Thank you for replying so elaborately. I love a good discussion, so here goes:
What I dislike about Mary Stewart's prose, especially in this book, is the way she uses too many words, doesn't come to the point soon enough, and what she does say is distracting. There's a deliberate vagueness which is probably intended to keep the readers guessing and which I find frustrating. I've tried to select some paragraphs to illustrate this, but in this case, in this book, the whole point of the story is keeping the reader wondering about what's what and who's who. Perhaps that's why here my frustration was bigger and I didn't like the book as much as others I've read by Mary Stewart. I've probably read all of them, but most of it is forgotten after a few decades, so this is my second time around. Probably I'm more critical now than I used to be in my teens, which is caused by the bigger competition: so many books, so little time.
Well, here are some examples:
Quote:He made a movement of such violent impatience that I was startled into remembering the perilous volcano-edge of the last few days. I had gone so far; let us have peace, I thought.
Quote:I shook myself impatiently. Con, let's face it, was a tough customer. Keep that straight, and keep out of it...
Quote:"Don't worry. She won't have gone far. No such luck."
In all these three examples there's this final rather vague sentence that makes us wonder at the heroine's train of thought, which isn't explained consequently. You need to guess at her meaning, but can not be sure.
Quote:I believe I was trying to clear my mind, to think of the problem as it now faced me — Julie and Donald, Con and Lisa — but for some reason, standing there staring into the dark, I found I was thinking about Adam Forrest's hands . . .
Some seconds later I traced the thought to its cause; some memory of that first sunlit evening when I had seen the cat pounce in the long grass, and some creature had cried out with pain and fear.
There had been bees in the roses, then; now it was the steady hum of machinery that filled the darkness, unaltering, unfaltering in its beat . . .
"History repeats itself," Lisa had said.
Something tugged at the skirts of my mind, jerked me awake. A formless, frightening idea became certainty.
Vague, poetic, yuck.
I agree with what you said about the collaboration between reader and author.
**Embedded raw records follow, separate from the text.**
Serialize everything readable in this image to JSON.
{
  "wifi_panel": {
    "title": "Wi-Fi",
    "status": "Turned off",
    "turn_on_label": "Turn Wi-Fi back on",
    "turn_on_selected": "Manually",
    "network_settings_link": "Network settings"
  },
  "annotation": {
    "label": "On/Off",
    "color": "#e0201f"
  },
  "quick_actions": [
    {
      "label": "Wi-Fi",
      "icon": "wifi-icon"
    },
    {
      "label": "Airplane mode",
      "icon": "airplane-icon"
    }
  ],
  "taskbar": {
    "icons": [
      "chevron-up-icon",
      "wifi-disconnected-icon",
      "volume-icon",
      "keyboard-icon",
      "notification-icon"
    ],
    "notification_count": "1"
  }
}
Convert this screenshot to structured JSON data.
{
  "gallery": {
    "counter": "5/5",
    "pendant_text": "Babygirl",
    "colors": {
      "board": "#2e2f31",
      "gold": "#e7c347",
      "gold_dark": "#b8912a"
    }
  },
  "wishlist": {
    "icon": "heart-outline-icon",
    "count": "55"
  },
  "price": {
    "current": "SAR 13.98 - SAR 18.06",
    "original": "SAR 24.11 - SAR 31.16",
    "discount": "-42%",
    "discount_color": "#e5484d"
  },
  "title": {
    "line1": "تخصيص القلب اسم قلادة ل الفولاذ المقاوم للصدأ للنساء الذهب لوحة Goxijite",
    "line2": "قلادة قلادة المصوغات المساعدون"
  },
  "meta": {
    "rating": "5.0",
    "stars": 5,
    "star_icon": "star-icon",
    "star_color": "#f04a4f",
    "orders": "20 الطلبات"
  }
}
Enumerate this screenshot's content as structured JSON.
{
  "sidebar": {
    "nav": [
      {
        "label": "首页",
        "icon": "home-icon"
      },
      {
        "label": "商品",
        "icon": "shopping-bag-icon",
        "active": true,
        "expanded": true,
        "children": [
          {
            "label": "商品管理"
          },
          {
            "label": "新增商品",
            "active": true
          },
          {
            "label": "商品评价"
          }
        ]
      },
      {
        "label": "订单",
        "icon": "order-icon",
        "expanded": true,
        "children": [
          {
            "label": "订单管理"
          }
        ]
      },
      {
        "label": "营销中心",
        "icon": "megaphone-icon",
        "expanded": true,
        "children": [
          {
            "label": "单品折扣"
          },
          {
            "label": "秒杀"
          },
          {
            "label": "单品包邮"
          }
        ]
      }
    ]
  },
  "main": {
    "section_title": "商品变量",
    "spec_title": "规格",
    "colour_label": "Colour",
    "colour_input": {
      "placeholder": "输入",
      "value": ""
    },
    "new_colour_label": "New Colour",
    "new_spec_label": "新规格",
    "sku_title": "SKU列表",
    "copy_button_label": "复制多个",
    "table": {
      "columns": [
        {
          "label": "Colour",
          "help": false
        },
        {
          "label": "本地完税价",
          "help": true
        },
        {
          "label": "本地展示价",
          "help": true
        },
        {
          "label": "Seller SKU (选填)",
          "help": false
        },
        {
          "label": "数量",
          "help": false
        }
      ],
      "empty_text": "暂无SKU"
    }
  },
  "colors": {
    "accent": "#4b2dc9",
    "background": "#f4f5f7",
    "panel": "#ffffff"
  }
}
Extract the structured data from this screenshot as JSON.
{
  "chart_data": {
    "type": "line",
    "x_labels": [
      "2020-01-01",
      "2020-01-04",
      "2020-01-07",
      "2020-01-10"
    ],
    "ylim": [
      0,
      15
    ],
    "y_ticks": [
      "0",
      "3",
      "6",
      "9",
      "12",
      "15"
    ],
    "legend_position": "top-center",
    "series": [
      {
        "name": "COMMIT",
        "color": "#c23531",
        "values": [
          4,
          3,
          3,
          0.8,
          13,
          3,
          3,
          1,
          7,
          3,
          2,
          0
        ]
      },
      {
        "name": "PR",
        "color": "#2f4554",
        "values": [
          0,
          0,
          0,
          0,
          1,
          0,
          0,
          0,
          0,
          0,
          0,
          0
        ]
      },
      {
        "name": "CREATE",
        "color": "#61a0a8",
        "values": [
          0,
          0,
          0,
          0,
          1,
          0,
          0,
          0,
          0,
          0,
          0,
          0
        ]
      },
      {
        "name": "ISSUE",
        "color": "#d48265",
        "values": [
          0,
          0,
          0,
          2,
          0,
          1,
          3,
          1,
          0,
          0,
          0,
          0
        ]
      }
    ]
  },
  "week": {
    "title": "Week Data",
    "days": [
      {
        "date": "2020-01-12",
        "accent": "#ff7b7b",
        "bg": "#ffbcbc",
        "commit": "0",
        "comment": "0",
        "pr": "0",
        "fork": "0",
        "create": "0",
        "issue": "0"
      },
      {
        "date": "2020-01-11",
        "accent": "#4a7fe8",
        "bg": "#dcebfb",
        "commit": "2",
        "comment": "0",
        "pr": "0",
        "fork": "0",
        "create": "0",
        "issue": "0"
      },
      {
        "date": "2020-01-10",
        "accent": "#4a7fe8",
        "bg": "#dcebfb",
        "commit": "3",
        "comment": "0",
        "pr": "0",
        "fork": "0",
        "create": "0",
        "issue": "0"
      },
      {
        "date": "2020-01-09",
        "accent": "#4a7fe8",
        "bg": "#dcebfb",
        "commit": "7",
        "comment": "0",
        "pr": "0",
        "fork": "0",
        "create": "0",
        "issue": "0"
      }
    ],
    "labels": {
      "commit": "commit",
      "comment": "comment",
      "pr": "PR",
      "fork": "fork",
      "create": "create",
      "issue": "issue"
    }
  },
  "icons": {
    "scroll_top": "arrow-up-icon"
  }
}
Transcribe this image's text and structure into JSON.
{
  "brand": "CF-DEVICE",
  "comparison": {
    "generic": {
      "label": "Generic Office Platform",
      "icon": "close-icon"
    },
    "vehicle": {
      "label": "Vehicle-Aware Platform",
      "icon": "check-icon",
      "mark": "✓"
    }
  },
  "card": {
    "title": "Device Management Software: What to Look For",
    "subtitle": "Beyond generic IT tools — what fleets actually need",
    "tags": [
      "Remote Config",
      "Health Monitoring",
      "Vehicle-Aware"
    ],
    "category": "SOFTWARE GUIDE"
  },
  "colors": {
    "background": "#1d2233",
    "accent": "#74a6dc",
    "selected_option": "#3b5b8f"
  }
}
I admit I like it when I can share an inside joke with the author or easily understand a reference; I suppose it makes me feel clever.
On the other hand: If there are too many jokes/references that I don't get, I feel stupid and resent that the author apparently knows more than I do and is showing off. So an author should be careful to keep the level of supposedly shared knowledge in check. Mary Stewart knows a lot about poetry and likes to use quotations, at the start of each chapter as well as randomly in the text. I myself don't like poetry at all and do not even read the ones at the start of the chapters. I don't mind reading a few quotations or references to famous plays, but it shouldn't be overdone. Again, an author needs to walk a fine line here. Also she shouldn't shy away from explaining a bit more. In fact, having something explained in a nice way, even if I knew it already, will endear the author to me. And if I didn't know, it'll be good to have learned something. I remember the first time I heard of "Hadrian's wall" was in a novel and I appreciated to learn right there what it actually is.
I like to feel the heroine is talking to me, taking me into her confidence, and I don't like speaking with people who think they are cleverer than I am and want to show off. And in this particular book, like I said, there's not much confidentiality between the heroine and the readers she's addressing because we need to be kept in the dark as to who she really is.
Now for something completely different:
I think I own all of Mary Stewart's books as paperback, but I'm reading them as ebooks on my Bebook because there I can adjust to a bigger font. My eyes aren't what they used to be. In order to be sure about some text I needed for above quotes (OCRing has to be thoroughly checked) I got my dead tree copy and found a big discrepancy. The ebook was apparently made from a scan of the 15th print in 1980 by Hodder and Stoughton Ltd. My own book is a Fawcett Crest Book, I think 43th print, which I bought new around 1995.
From now on: Huge Spoiler Alert!!!!
It's about the scene in the cooler house between Adam and Annabel late at night after Julie's rescue. In the English version Annabel makes a confession to Adam, and in the U.S. version she doesn't! Adam just walks off in a temper. However, the next day when she goes out riding, she and Adam meet and apparently he "knows". Did he have an epiphany in his sleep?
In both books the next scene has Con turning up, who has listened to the discussion between Adam and Annabel. He was very pleased by Annabel's performance, so I should say the British version is accurate, and the U.S. version is bad, very bad!!